Recently I have had to sit through some dreary EAE studies, where the animal studies were justified by saying it was impossible to know what happens in lymph nodes and bone marrow. in humans I would say do some reading and you will find that the animal studies added nothing to what we know happens in humans.
Learning from other autoimmunities to understand targeting of B cells to control multiple sclerosis. Baker D, Pryce G, Amor S, Giovannoni G, Schmierer K. Brain. 2018;141:2834-2847.

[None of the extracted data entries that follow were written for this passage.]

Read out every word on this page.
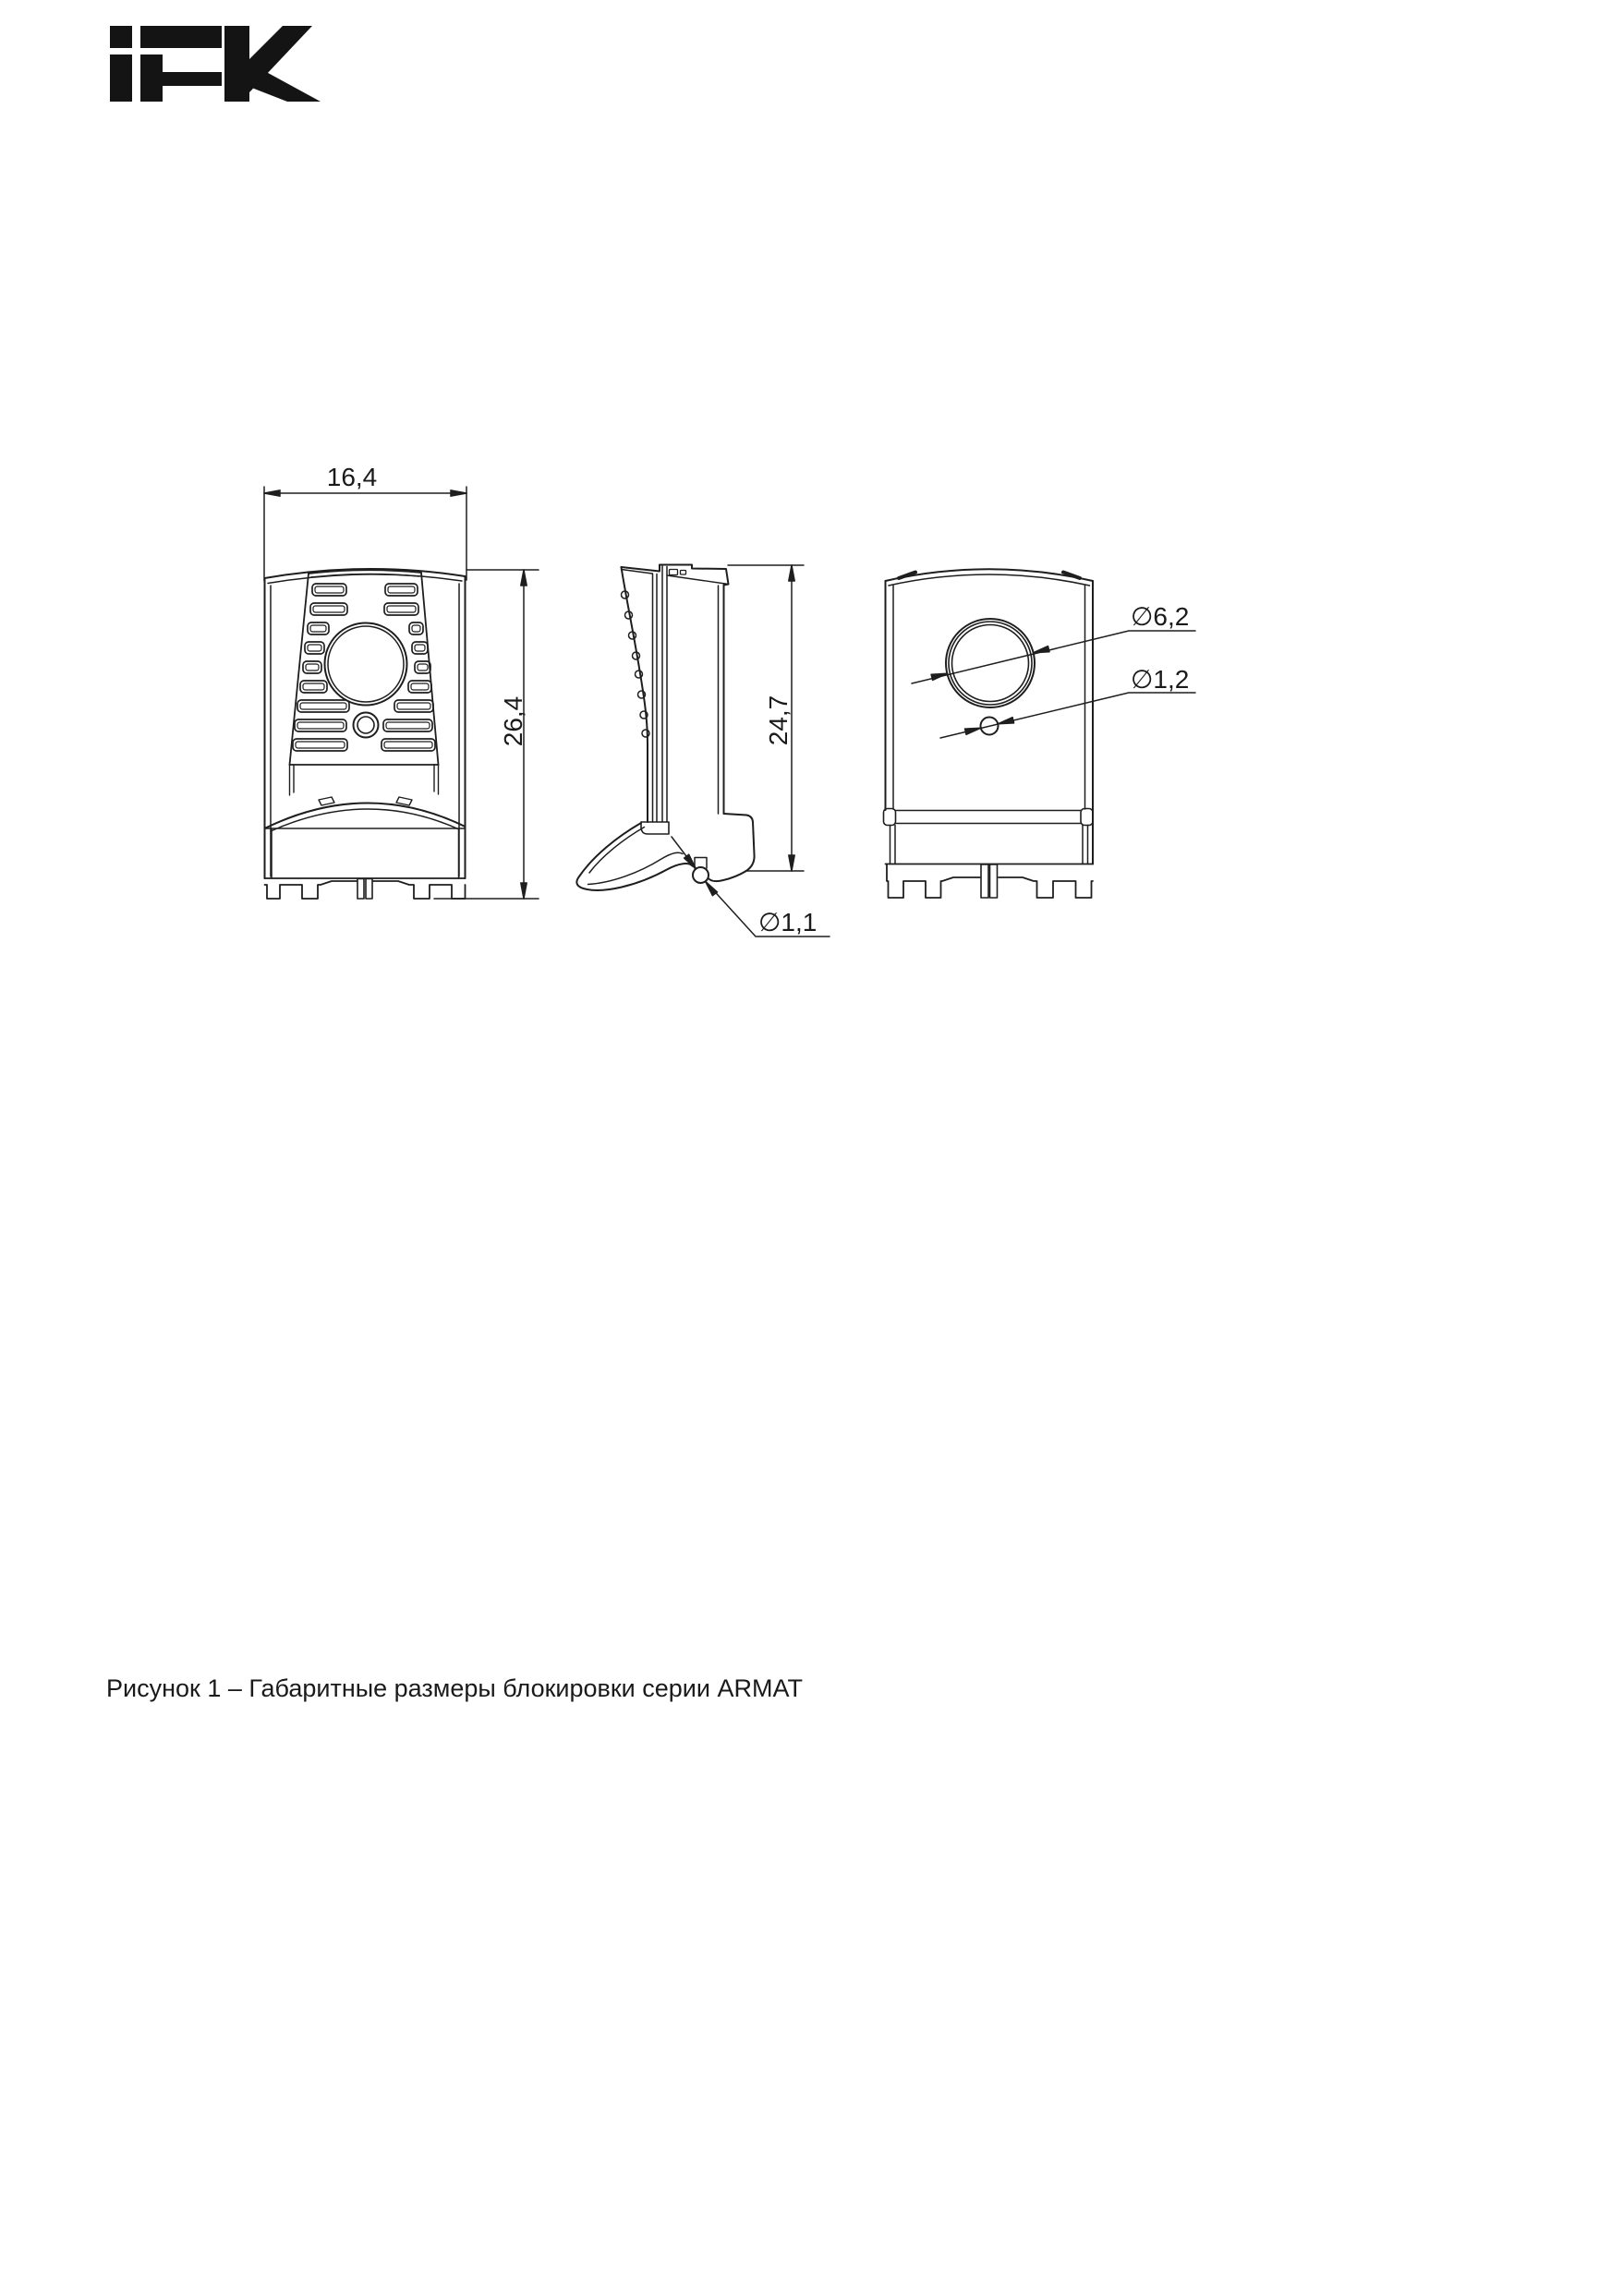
16,4
26,4	24,7
∅1,1
∅6,2
∅1,2

Рисунок 1 – Габаритные размеры блокировки серии ARMAT
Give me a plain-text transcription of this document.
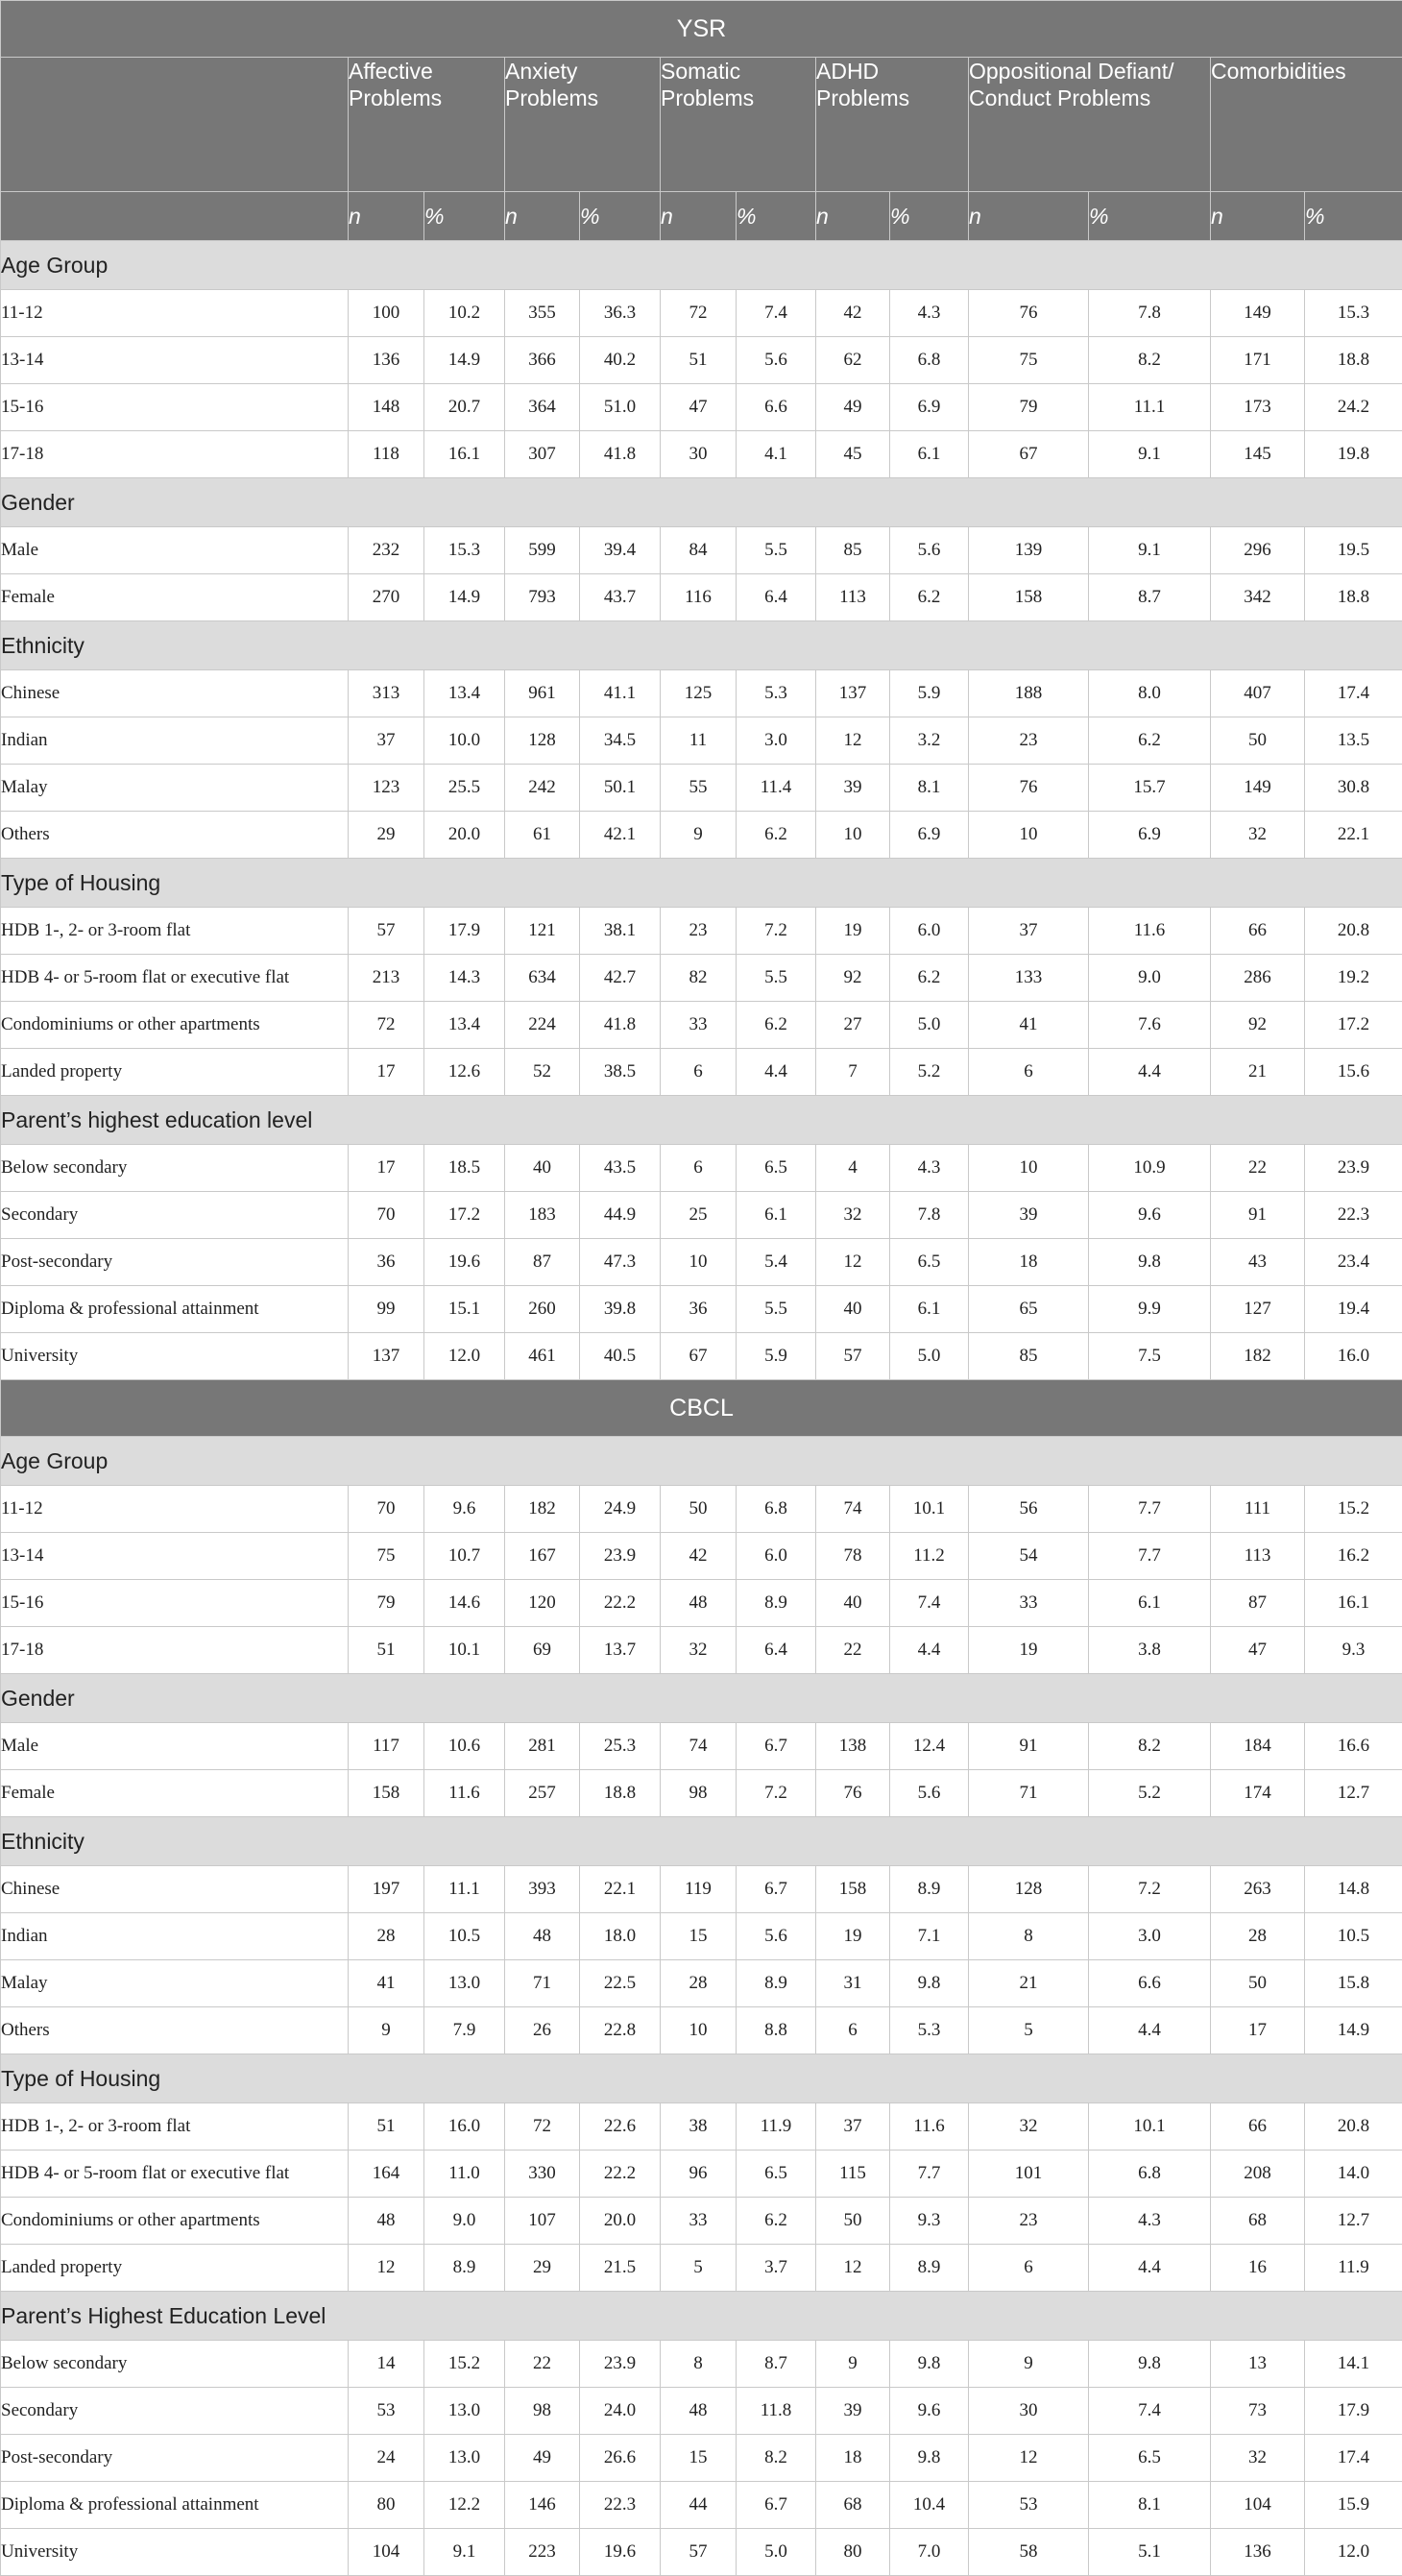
YSR												
	Affective Problems		Anxiety Problems		Somatic Problems		ADHD Problems		Oppositional Defiant/ Conduct Problems		Comorbidities	
	n	%	n	%	n	%	n	%	n	%	n	%
Age Group												
11-12	100	10.2	355	36.3	72	7.4	42	4.3	76	7.8	149	15.3
13-14	136	14.9	366	40.2	51	5.6	62	6.8	75	8.2	171	18.8
15-16	148	20.7	364	51.0	47	6.6	49	6.9	79	11.1	173	24.2
17-18	118	16.1	307	41.8	30	4.1	45	6.1	67	9.1	145	19.8
Gender												
Male	232	15.3	599	39.4	84	5.5	85	5.6	139	9.1	296	19.5
Female	270	14.9	793	43.7	116	6.4	113	6.2	158	8.7	342	18.8
Ethnicity												
Chinese	313	13.4	961	41.1	125	5.3	137	5.9	188	8.0	407	17.4
Indian	37	10.0	128	34.5	11	3.0	12	3.2	23	6.2	50	13.5
Malay	123	25.5	242	50.1	55	11.4	39	8.1	76	15.7	149	30.8
Others	29	20.0	61	42.1	9	6.2	10	6.9	10	6.9	32	22.1
Type of Housing												
HDB 1-, 2- or 3-room flat	57	17.9	121	38.1	23	7.2	19	6.0	37	11.6	66	20.8
HDB 4- or 5-room flat or executive flat	213	14.3	634	42.7	82	5.5	92	6.2	133	9.0	286	19.2
Condominiums or other apartments	72	13.4	224	41.8	33	6.2	27	5.0	41	7.6	92	17.2
Landed property	17	12.6	52	38.5	6	4.4	7	5.2	6	4.4	21	15.6
Parent’s highest education level												
Below secondary	17	18.5	40	43.5	6	6.5	4	4.3	10	10.9	22	23.9
Secondary	70	17.2	183	44.9	25	6.1	32	7.8	39	9.6	91	22.3
Post-secondary	36	19.6	87	47.3	10	5.4	12	6.5	18	9.8	43	23.4
Diploma & professional attainment	99	15.1	260	39.8	36	5.5	40	6.1	65	9.9	127	19.4
University	137	12.0	461	40.5	67	5.9	57	5.0	85	7.5	182	16.0
CBCL												
Age Group												
11-12	70	9.6	182	24.9	50	6.8	74	10.1	56	7.7	111	15.2
13-14	75	10.7	167	23.9	42	6.0	78	11.2	54	7.7	113	16.2
15-16	79	14.6	120	22.2	48	8.9	40	7.4	33	6.1	87	16.1
17-18	51	10.1	69	13.7	32	6.4	22	4.4	19	3.8	47	9.3
Gender												
Male	117	10.6	281	25.3	74	6.7	138	12.4	91	8.2	184	16.6
Female	158	11.6	257	18.8	98	7.2	76	5.6	71	5.2	174	12.7
Ethnicity												
Chinese	197	11.1	393	22.1	119	6.7	158	8.9	128	7.2	263	14.8
Indian	28	10.5	48	18.0	15	5.6	19	7.1	8	3.0	28	10.5
Malay	41	13.0	71	22.5	28	8.9	31	9.8	21	6.6	50	15.8
Others	9	7.9	26	22.8	10	8.8	6	5.3	5	4.4	17	14.9
Type of Housing												
HDB 1-, 2- or 3-room flat	51	16.0	72	22.6	38	11.9	37	11.6	32	10.1	66	20.8
HDB 4- or 5-room flat or executive flat	164	11.0	330	22.2	96	6.5	115	7.7	101	6.8	208	14.0
Condominiums or other apartments	48	9.0	107	20.0	33	6.2	50	9.3	23	4.3	68	12.7
Landed property	12	8.9	29	21.5	5	3.7	12	8.9	6	4.4	16	11.9
Parent’s Highest Education Level												
Below secondary	14	15.2	22	23.9	8	8.7	9	9.8	9	9.8	13	14.1
Secondary	53	13.0	98	24.0	48	11.8	39	9.6	30	7.4	73	17.9
Post-secondary	24	13.0	49	26.6	15	8.2	18	9.8	12	6.5	32	17.4
Diploma & professional attainment	80	12.2	146	22.3	44	6.7	68	10.4	53	8.1	104	15.9
University	104	9.1	223	19.6	57	5.0	80	7.0	58	5.1	136	12.0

People have their tonsils (a lymph gland) removed, they even have their spleens removed sometimes, but however, I came across this paper and it further casts doubt on what the EAEers were saying.
This talks about a technique to biopsy lymph nodes as well as getting blood. I thought this was interesting and a powerful tool to answer questions. It uses ultrasound to guide putting a needle into a lymph gland. I have removed the disease related aspects of the paper as this wan’t MS, but it could answer a few questions. It’s open access and you can read this.
It clearly shows what we know from animal studies in that the blood does not reflect what’s in the the lymph node. It says there are a lot more memory cells in the lymphoid tissue than the blood.
But it also suggests that some antibodies may struggle to clear out the lymph glands because many of them depend on natrual killer cells to deplete and there are vanishing few in the lymph glands, therefore antibodies like alemtuzumab and ocrelizumab may not work as well there as in the blood.
Would you be willing to have such a biopsy if you were taking these treatments.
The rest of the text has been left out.